2018 ICPC沈阳站 热身赛B——CLS and LCS

Problem B. CLS and LCS

Claris is learning about the longest common subsequence problem.
(这里省略一段LCS的介绍，因为最长公共子序列是dp的经典问题，所以大家可以自行查询)
For homework she was given two strings A and B, both of length N and she had to determine the length of the LCS of A and B. She determined the answer to be K but lost B. Given A and K, help her find a possible value of B. It is possible that Claris may have made a mistake and no such B exists, in that case output “WRONGANSWER”(without quotes).

Input
The first line of input contains two integers N(1<= N<=2000), K(0<=K<=2000). The second line contains a string A consists of N lowercase letters.

Output
Output one line consisting of the string B of N lowercase letters, or “WRONGANSWER” if no B is valid.
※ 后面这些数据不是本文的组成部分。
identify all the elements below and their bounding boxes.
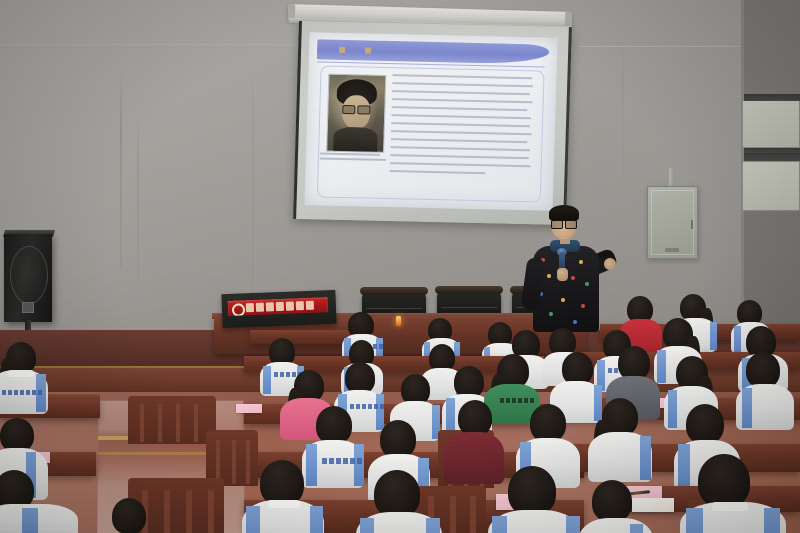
text-line <box>390 138 527 143</box>
cabinet-door <box>651 190 694 255</box>
loudspeaker <box>4 234 52 322</box>
cabinet-latch[interactable] <box>691 220 693 229</box>
banner-char <box>256 303 264 312</box>
glasses-lens <box>565 220 577 229</box>
slide-photo-caption <box>320 152 388 164</box>
backrest-slat <box>208 490 214 533</box>
glasses-lens <box>357 105 370 114</box>
backrest-slat <box>246 440 250 484</box>
backrest-slat <box>158 404 162 442</box>
banner-char <box>306 301 314 310</box>
uniform-stripe <box>566 516 580 533</box>
uniform-collar <box>268 500 300 508</box>
podium[interactable] <box>221 290 336 328</box>
student-head <box>508 466 556 516</box>
uniform-stripe <box>678 444 690 492</box>
uniform-stripe <box>263 366 271 394</box>
student-head <box>458 400 492 436</box>
uniform-stripe <box>306 444 317 486</box>
uniform-collar <box>8 370 34 377</box>
bench-backrest <box>128 396 216 444</box>
text-line <box>392 90 530 95</box>
sweater-dot <box>571 276 575 280</box>
uniform-stripe <box>764 508 780 533</box>
student-head <box>686 404 724 444</box>
backrest-slat <box>186 490 192 533</box>
backrest-slat <box>194 404 198 442</box>
window-panel <box>742 161 800 211</box>
wall-streak <box>252 60 254 310</box>
slide-banner <box>317 39 550 64</box>
wall-streak <box>622 40 624 180</box>
school-emblem-icon <box>232 303 245 316</box>
podium-banner <box>228 297 329 316</box>
uniform-stripe <box>630 524 643 533</box>
text-line <box>392 98 533 103</box>
chair-seam <box>366 308 422 309</box>
window-frame <box>744 148 800 153</box>
speaker-woofer <box>10 246 48 304</box>
slide-body-text <box>389 74 534 181</box>
chair-seam <box>441 307 497 308</box>
uniform-stripe <box>640 436 651 480</box>
uniform-stripe <box>710 322 717 350</box>
uniform-stripe <box>360 518 374 533</box>
student-uniform <box>0 504 78 533</box>
uniform-stripe <box>446 398 455 434</box>
backrest-slat <box>164 490 170 533</box>
wall-streak <box>120 70 122 270</box>
uniform-back-text <box>322 458 362 464</box>
uniform-stripe <box>742 388 752 428</box>
student-jacket <box>444 432 504 484</box>
uniform-stripe <box>734 326 741 352</box>
presenter-glasses <box>551 220 577 227</box>
student-head <box>618 346 650 380</box>
uniform-back-text <box>350 404 384 409</box>
slide-banner-glyph <box>339 47 345 53</box>
text-line <box>392 82 533 87</box>
banner-char <box>286 301 294 310</box>
student-head <box>0 418 34 452</box>
projector-screen[interactable] <box>293 21 572 225</box>
student-head <box>592 480 632 522</box>
notebook-page[interactable] <box>632 498 674 512</box>
sweater-dot <box>549 312 553 316</box>
student-head <box>316 406 352 444</box>
table-lamp-light <box>396 316 401 326</box>
uniform-stripe <box>657 350 666 383</box>
glasses-lens <box>551 220 563 229</box>
backrest-slat <box>232 440 236 484</box>
wall-streak <box>137 110 139 280</box>
uniform-stripe <box>246 506 260 533</box>
presenter-hair <box>549 205 579 221</box>
backrest-slat <box>470 496 476 533</box>
window-frame <box>744 94 800 101</box>
text-line <box>390 162 531 167</box>
banner-char <box>246 303 254 312</box>
chair-headrest <box>435 286 503 294</box>
text-line <box>391 106 527 111</box>
student-head <box>380 420 416 458</box>
student-head <box>530 404 566 442</box>
cabinet-label <box>665 248 679 252</box>
portrait-glasses <box>342 105 370 113</box>
text-line <box>390 146 530 151</box>
uniform-stripe <box>686 508 703 533</box>
uniform-stripe <box>594 385 602 421</box>
text-line <box>391 130 532 135</box>
backrest-slat <box>450 496 456 533</box>
uniform-stripe <box>426 518 440 533</box>
text-line <box>390 154 529 159</box>
uniform-collar <box>712 502 748 511</box>
text-line <box>391 122 530 127</box>
uniform-stripe <box>22 508 38 533</box>
presenter-right-hand <box>604 258 616 270</box>
wall-electrical-cabinet[interactable] <box>647 186 698 259</box>
glasses-lens <box>342 105 355 114</box>
sweater-dot <box>547 274 551 278</box>
slide-portrait-photo <box>326 74 386 153</box>
text-line <box>391 114 531 119</box>
portrait-shoulders <box>333 127 378 153</box>
sweater-dot <box>581 304 585 308</box>
sweater-dot <box>573 320 577 324</box>
banner-char <box>276 302 284 311</box>
presenter-torso <box>533 246 599 332</box>
uniform-stripe <box>354 444 364 486</box>
handout-paper[interactable] <box>236 404 262 413</box>
sweater-dot <box>561 298 565 302</box>
text-line <box>390 170 486 174</box>
window-panel <box>742 100 800 148</box>
jacket-back-text <box>500 398 534 403</box>
uniform-stripe <box>492 516 507 533</box>
student-head <box>698 454 750 508</box>
podium-banner-text <box>246 300 325 312</box>
backrest-slat <box>140 404 144 442</box>
caption-line <box>320 152 380 155</box>
student-head <box>746 352 780 388</box>
student-head <box>374 470 420 518</box>
wall-seam <box>0 44 300 45</box>
backrest-slat <box>176 404 180 442</box>
cabinet-conduit <box>669 168 673 188</box>
window-mullion <box>744 152 800 161</box>
slide-banner-glyph <box>365 47 371 53</box>
projected-slide <box>305 32 558 211</box>
speaker-badge <box>22 302 34 313</box>
sweater-dot <box>579 260 583 264</box>
uniform-stripe <box>376 394 384 430</box>
uniform-back-text <box>2 390 42 395</box>
banner-char <box>296 301 304 310</box>
uniform-stripe <box>668 390 677 428</box>
caption-line <box>320 157 386 160</box>
lecture-hall-photo <box>0 0 800 533</box>
student-head <box>112 498 146 533</box>
sweater-dot <box>585 282 589 286</box>
uniform-stripe <box>310 506 323 533</box>
banner-char <box>266 302 274 311</box>
chair-headrest <box>360 287 428 295</box>
presenter-hand-holding-mic <box>557 268 568 281</box>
If there are multiple correct B output any of them.

Examples

standard input	standard output
3 2 cls	csl
3 4 cls	WRONGANSWER

Note
For the first example, another possible answer is “csy”.

• 题意 ： A和B两字符串的LCS长度是k，现给定A和k，输出一个B。
• 思路 ： 统计A中出现次数最少的字母，例如是a，就将B置为N个a，然后从前往后把A中不是a的字母替换B中字母，替换k-a个即可。
  例如 A ：acbdbaaad N = 9， K = 8.
  其中c个数最少，则B = ccccccccc
  K - c个数 = 7
  则B = acbdbaaac。
• 代码 ：

#include "bits/stdc++.h"
using namespace std;
#define mem(a,b) memset(a,b,sizeof(a))
#define fori(i,l,u) for(int i = l;i < u;i++)
#define forj(j,l,u) for(int j = l;j < u;j++)
#define F first
#define S second
#define pb push_back
#define mk make_pair
typedef long long  ll;
typedef pair<int, int> pi;
typedef pair<string, int> ps;
typedef vector<int> vi;
typedef vector<string> vs;
typedef vector<pi> vpi;
const int maxn = 1e5 + 6;
int n,k;
char a[maxn],b[maxn];
int res[maxn];
void init(){
    mem(res,0);
}
int main()
{
//    freopen("1.txt", "r", stdin);
    init();
    cin>>n>>k;
    fori(i, 0, n)cin>>a[i];
    fori(i, 0, n){
        res[a[i] - 'a'] ++;
    }
    int m = maxn;
    int p = 0;
    fori(i, 0, n){
        if (res[i] != 0) {
            if (m >= res[i]) {
                m = res[i];
                p = i;
            }
        }
    }
    char c = 'a' + p;
    fori(i, 0, n) b[i] = c;
    int num = 0;
    fori(i, 0, n){
        if (a[i] != c) {
            b[i] = a[i];
            num++;
            if (num == k-res[p]) {
                break;
            }
        }
    }
    if (num < k-res[p]) {
        cout<<"WRONGANSWER"<<endl;
    }
    else
    cout<<b<<endl;
    return 0;
}

• 遇到的问题 ： 一开始觉得自己技能点不够，不敢轻举妄动。这些构造类的题考验的就是思维，所以要仔细想。还是cf打得不够多啊。